Lakes Gas has a roster of some 260 player-employees, and ensuring they are well-trained and ready to perform is a priority in preparing for the season, Hampton and marketing manager Stephanie Hennen said. That goes for customer service personnel being ready to cope with a heavy call volume in the coldest market in the nation and for delivery drivers, Hampton and Hennen said.

Lakes Gas relocates storage tanks as needed. Credit Lakes Gas

“For us the biggest preparation in getting ready for winter is making sure that we’re fully staffed,” Hampton said. “Drivers are kind of hard to come by, even in this economy. So, taking care that you hire and then retain enough qualified employees to serve your customers is critical.”

The company works to create a culture for employees, he said, noting that bonuses for last winter were recently paid, so employees “are excited about this winter because they know that they have a direct stake in the operational results and the cash flow of the company.”

The company’s biggest markets by volume are: residential heating; temporary heating for commercial uses, including construction sites; forklifts; and grain drying.
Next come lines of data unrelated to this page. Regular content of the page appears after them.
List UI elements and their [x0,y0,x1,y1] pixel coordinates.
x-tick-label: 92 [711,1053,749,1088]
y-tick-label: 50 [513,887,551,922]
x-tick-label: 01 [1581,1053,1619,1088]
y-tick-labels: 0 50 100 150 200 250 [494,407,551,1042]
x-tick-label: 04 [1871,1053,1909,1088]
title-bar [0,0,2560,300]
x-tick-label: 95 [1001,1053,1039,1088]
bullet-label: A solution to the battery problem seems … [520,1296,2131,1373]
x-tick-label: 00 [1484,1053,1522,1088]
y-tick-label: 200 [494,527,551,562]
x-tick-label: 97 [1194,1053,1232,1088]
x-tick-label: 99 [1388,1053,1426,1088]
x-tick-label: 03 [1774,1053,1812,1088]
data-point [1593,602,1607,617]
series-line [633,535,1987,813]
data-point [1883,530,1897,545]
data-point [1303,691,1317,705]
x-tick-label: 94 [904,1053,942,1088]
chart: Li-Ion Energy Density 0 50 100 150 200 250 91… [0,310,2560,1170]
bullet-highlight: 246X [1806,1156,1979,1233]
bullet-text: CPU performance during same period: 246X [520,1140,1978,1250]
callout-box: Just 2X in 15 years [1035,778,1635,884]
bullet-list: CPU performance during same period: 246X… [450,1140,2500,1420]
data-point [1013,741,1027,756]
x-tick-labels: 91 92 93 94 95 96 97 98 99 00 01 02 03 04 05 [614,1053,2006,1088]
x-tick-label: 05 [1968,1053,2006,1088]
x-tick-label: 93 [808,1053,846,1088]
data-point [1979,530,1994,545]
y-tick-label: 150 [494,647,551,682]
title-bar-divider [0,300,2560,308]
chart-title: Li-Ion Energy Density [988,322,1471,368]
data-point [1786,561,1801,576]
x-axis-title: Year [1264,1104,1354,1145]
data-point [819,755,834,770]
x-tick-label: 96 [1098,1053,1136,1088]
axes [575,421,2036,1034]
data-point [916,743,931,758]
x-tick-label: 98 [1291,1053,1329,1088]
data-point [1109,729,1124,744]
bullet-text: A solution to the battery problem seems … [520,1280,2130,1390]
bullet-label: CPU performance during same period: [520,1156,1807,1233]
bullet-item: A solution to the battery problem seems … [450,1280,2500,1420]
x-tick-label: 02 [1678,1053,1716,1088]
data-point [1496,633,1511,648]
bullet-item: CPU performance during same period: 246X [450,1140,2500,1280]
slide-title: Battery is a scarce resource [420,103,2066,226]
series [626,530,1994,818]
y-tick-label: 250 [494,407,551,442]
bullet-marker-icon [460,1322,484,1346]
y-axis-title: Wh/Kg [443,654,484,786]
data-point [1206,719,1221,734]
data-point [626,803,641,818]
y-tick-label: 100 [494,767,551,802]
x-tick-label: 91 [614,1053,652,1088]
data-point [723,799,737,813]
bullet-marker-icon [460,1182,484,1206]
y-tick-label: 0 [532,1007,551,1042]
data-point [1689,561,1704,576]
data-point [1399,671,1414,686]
“Diversification of supply sources is a big deal for us, Hampton said. “We can get supply by pipeline, refinery or by rail.” That diversification served the company well last season when a kind of perfect storm occurred, with agricultural demand high because of a wet season, coinciding with the onset of winter weather, and for added measure a rail strike in Canada that prompted pipelines to set allocations. “We got through it really well,” Hampton said. “We were prepared for it.”

Lakes Gas relocates storage tanks, ranging in size from 10,000 gallons to 90,000 gallons as needed, “partly to cut costs and be closer to our customers,” Hampton said, “but partly to make sure that we have more supply” on hand for cases such as last year’s convergence of challenges.

For residential service, he said, “If we can get forty or fifty miles closer…we can save a lot of money over the wintertime, and that justifies the expense” of relocating tanks. — Stephen Bennett

Stephen Bennett is the editor of Fuel Oil News. A version of this article appears in the October 2020 issue.